FBM3 - “Speech Understanding”

From RoCKIn Wiki
Jump to: navigation, search

Format of input audio files and output CFR format

Input: WAV files or live spoken sentences

Output: text file (named results.txt or <teamname>.txt) with one line for each sentence


Example of output file

 file1.wav|move to the living room|MOTION(goal:"living room")
 file2.wav|could you please find my jacket?|SEARCHING(theme:"my jacket")

Please refer to the RoCKIn@Home Rulebook for more details about input and output formats.

Resources that are available to design or/and validate the processing system realized for this benchmark are listed and linked in the following.
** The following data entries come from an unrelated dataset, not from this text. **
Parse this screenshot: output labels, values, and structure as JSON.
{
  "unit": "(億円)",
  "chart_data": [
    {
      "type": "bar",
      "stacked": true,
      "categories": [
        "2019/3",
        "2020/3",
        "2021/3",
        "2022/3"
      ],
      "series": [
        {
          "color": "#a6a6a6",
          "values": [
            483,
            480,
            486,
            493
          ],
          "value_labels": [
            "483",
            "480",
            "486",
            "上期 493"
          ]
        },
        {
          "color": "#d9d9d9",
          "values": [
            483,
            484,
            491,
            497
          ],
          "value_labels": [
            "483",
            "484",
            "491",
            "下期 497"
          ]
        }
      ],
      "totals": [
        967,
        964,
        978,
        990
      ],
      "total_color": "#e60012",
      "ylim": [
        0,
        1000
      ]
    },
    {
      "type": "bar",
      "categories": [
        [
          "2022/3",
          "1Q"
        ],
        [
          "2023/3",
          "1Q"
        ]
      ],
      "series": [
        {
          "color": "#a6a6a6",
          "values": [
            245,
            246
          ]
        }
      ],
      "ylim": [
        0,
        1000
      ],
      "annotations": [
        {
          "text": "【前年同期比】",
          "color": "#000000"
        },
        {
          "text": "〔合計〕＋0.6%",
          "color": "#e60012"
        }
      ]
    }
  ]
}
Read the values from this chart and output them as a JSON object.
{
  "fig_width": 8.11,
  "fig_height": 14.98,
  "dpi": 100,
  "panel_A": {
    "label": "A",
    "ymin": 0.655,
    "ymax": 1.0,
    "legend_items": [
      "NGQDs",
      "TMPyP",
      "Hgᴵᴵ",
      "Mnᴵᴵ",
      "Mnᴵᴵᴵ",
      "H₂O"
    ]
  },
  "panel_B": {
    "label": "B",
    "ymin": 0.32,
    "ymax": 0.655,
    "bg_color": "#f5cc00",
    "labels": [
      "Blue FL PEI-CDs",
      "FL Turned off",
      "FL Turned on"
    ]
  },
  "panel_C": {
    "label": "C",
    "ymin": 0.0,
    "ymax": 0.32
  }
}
  • new updated data sets containing audio files, correct transcriptions and interpretations are available in the RoCKIn datasets page.
  • additional data can be found at: http://sag.art.uniroma2.it/HuRIC.html
  • a parser that implements the CFR grammar described in the specification module and that can be used to check if the produced output follows the correct syntax can be downloaded at "Download the parser".
  • the UPDATED lexicon composing the commands that will be used for the benchmark, in terms of different grammatical categories. It is provided within a zip file called lexicon.zip ("Download lexicon.zip") containing:
    1. verbs.txt: contains all the verbs used in the commands, comprehending modal and auxiliary verbs (e.g. "can").
    2. nouns.txt: contains all the nouns present in the commands.
    3. prepositions_and_positional_adverbs.txt: contains all the prepositions and positional adverbs (e.g. "close") used in the commands.
    4. personal_pronouns.txt: contains the list of the personal pronouns used in the commands (e.g. "me").
    5. adjectives.txt: contains the adjectives used in the commands, considering also the one derived from verbs (e.g. "dining" for "dining room").
    6. others.txt: contains all the words that are not considered in the previous categories, as articles or other kind of adverbs (e.g. "carefully").

Note: these files report all the lexicon that could be used in the commands. No words outside this lexicon will be used. On the other hand, only one subset of it could be used in the commands, meaning that not all of them must be present in the commands.